While you can store an oxygen concentrator anywhere inside the house while not in use, there are some steps you need to follow when operating the device.
Step 1: Set up the oxygen concentrator in an open area, at least 1-2 feet away from any walls or furniture so that the air vents are not blocked, and reduce the chances of overheating.
Step 2: If prescribed, connect the humidification bottle to the outlet on your oxygen concentrator and securely attach it to the machine. (Remember to always use distilled or filtered water in the humidification bottle.)
Step 3: Next, you will need to attach the oxygen tubing to either a port on the humidification bottle or to a special adapter.
Step 4: Check if you need to remove or change the machine’s air inlet filter for cleaning. If you remove it, make sure it is in place before you turn on your machine. (Note: the air inlet filter removes particles and allergens from the air and needs to be cleaned and thoroughly dried once a week.)
Step 5: Make sure the oxygen concentrator is the only item plugged in the socket (that means you shouldn’t use an extension cord) as it can draw a lot of power and become a fire risk.
Step 6: Start the oxygen concentrator at least 15-20 minutes before you plan to start using it so that it can start producing the correct concentration of air.
Step 7: Once the machine is on, check the light indicators to see if it’s working properly. You should also be able to hear the air being processed quite loudly.
Step 8: Set the litre control knob or switch on your oxygen concentrator to the prescribed litres per minute (LPM). Your doctor should be able to tell you how much oxygen you need, such as 1, 2, 3, or more LPM. If you feel like you’re not getting enough oxygen, consult your doctor. DO NOT adjust the setting on your own.
Step 9: Check the tubing for any bends or kinks, as these can cause interruptions or insufficient supply.
Step 10: Ensure your mask or tube is in working order, and put them on as follows:
- If you are using a mask: Make sure there are no gaps around the edges, then place it over your mouth and nose, securing the band behind your head or around your ears.
- If you are using nasal tubes: Adjust the nasal tubes upward into your nostrils and loop the tubes over your ears. You can use the tube adjuster to adjust the tubes under your chin.
What to keep in mind before buying or renting an oxygen concentrator?
While an oxygen concentrator might be considered one of the best solutions for supplemental oxygen therapy at home, there are some things you need to keep in mind before getting the device:
- Oxygen concentrators can supply between 0.1 litres per minute (LPM) to 5 to 10 LPM. Be sure about how many litres per minute of oxygen is required for you, as prescribed by your doctor.
- If constant oxygen support is required (for example, even while sleeping or resting), remember that the oxygen concentrator needs to be plugged in at all times. This means it will need a power backup in case of outages.
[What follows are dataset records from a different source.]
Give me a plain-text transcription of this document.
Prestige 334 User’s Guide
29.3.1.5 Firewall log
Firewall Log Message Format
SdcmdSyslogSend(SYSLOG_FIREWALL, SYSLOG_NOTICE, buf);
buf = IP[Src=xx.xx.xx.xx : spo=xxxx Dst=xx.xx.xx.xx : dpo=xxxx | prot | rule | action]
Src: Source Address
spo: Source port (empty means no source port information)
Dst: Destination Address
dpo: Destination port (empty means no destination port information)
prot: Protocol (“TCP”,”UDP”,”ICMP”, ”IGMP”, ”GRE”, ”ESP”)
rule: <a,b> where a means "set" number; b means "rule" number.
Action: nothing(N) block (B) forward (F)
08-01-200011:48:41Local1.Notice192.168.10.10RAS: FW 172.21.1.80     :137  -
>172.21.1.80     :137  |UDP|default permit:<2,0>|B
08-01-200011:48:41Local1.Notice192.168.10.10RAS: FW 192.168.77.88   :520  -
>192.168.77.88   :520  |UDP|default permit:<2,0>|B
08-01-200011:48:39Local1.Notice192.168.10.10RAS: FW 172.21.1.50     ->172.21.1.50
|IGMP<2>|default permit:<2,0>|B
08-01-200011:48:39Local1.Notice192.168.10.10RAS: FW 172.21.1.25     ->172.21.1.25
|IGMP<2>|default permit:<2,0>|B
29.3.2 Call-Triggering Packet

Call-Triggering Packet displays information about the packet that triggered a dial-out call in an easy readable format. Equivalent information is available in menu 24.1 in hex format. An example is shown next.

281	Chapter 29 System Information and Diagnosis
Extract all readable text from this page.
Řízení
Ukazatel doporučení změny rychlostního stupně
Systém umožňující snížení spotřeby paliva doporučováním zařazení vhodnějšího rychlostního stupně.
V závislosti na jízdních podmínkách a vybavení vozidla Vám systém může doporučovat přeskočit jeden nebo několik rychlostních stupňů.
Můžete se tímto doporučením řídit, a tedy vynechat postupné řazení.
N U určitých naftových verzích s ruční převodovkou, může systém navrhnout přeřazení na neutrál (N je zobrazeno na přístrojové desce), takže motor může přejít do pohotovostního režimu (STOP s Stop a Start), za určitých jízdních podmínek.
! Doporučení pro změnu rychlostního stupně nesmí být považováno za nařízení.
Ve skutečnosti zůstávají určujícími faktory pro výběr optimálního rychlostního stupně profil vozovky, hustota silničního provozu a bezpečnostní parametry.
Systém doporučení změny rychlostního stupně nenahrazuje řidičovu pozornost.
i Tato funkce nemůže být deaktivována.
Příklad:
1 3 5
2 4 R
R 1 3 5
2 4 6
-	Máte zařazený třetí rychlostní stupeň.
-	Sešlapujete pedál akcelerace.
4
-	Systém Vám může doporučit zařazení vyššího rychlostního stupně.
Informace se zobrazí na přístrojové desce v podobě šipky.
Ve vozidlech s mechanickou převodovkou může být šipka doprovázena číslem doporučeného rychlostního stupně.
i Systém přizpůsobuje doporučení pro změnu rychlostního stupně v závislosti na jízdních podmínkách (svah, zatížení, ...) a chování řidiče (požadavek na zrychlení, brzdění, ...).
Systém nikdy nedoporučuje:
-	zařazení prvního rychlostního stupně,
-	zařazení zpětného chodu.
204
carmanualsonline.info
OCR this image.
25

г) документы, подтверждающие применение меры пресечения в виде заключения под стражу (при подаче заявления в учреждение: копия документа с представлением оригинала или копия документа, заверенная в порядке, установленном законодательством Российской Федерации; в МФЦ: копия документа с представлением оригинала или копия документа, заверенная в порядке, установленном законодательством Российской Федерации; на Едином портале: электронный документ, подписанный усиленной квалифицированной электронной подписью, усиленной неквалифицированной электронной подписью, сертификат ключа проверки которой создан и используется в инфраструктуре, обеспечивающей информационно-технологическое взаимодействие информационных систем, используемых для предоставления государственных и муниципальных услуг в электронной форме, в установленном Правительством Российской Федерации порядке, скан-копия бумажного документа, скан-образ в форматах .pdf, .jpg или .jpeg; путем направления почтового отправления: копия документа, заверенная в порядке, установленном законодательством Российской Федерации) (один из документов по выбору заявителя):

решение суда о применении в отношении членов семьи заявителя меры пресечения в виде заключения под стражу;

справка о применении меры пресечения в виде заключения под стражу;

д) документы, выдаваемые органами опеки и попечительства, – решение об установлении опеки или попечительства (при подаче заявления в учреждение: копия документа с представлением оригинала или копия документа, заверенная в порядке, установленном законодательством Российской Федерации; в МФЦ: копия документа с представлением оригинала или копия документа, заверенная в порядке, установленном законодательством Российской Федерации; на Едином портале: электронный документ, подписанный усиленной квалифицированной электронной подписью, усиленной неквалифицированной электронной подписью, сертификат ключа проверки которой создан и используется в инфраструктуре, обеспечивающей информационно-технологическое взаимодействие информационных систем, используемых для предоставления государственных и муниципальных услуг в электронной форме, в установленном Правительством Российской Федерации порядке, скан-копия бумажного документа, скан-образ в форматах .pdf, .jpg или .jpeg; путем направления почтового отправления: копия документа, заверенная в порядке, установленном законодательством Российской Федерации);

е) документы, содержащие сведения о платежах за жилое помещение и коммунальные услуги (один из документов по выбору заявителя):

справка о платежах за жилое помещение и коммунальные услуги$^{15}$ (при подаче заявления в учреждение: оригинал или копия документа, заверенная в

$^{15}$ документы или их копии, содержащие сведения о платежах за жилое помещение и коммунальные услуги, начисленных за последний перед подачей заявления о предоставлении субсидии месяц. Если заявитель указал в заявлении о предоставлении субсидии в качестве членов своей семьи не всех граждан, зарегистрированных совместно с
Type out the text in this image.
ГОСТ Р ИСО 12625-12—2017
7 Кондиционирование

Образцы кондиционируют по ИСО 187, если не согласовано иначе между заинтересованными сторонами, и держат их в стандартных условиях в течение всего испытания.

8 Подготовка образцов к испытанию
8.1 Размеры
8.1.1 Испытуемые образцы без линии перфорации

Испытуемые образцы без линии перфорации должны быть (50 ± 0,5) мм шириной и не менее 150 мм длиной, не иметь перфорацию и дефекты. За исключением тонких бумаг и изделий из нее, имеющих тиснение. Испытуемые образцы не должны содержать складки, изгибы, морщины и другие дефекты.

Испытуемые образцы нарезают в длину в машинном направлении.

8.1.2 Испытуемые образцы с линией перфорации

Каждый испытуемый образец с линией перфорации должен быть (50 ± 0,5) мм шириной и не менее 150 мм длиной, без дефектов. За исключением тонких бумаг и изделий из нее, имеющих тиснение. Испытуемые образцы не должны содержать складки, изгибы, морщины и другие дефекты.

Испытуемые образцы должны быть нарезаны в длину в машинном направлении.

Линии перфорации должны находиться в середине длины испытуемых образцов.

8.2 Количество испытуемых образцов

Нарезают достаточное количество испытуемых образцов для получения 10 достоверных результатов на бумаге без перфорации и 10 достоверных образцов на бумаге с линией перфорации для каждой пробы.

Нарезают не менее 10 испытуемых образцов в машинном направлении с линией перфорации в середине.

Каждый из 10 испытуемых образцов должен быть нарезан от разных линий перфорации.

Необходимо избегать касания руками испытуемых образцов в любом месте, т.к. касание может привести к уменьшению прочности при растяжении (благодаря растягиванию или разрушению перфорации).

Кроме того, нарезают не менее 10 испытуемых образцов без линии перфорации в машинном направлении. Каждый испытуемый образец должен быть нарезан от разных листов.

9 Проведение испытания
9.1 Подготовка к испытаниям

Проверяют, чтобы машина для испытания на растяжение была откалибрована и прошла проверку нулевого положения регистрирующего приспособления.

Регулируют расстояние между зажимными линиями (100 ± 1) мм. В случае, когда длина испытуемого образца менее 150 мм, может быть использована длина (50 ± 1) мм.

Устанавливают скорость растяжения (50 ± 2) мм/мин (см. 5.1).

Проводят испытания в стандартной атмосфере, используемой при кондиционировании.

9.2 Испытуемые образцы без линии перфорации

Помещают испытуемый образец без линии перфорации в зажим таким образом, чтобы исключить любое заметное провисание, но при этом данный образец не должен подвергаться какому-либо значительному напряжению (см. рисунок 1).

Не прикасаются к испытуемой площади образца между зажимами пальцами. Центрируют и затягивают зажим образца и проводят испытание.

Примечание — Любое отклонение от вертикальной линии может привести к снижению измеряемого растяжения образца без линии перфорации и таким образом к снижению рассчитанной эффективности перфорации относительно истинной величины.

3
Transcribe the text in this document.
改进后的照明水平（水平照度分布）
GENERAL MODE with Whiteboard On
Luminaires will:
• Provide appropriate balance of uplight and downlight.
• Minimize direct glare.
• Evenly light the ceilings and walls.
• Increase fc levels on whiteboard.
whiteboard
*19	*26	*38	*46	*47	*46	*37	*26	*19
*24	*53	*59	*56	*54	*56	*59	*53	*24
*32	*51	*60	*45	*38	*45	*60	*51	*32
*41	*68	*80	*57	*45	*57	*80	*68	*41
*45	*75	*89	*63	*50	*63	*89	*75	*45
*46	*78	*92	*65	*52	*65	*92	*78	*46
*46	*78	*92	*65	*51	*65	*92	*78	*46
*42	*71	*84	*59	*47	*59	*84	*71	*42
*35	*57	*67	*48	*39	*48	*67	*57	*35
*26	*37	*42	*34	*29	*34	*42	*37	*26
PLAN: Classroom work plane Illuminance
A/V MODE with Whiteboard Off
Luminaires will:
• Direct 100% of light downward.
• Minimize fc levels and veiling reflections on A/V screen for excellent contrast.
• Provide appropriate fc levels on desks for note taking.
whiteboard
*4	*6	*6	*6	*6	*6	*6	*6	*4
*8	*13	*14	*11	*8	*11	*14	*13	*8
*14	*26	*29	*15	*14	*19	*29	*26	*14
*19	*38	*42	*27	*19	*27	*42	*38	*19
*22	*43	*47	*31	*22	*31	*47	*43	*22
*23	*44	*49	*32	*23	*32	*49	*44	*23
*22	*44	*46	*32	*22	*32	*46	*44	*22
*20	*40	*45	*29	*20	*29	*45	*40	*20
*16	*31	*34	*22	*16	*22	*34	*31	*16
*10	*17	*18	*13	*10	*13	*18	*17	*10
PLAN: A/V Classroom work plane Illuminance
- Make sure the machine has sufficient capacity for your needs. Common models available in India offer an output of 5 LPM, 8 LPM, and 10 LPM.
- Also, check that you are getting the correct concentration of oxygen. The machine should give you at least 92-95% purity of oxygen at 5 LPM.
- Remember to check the noise level of the machine, as it can cause issues. The WHO recommends that oxygen concentrators should not produce more than 50 decibels while operating.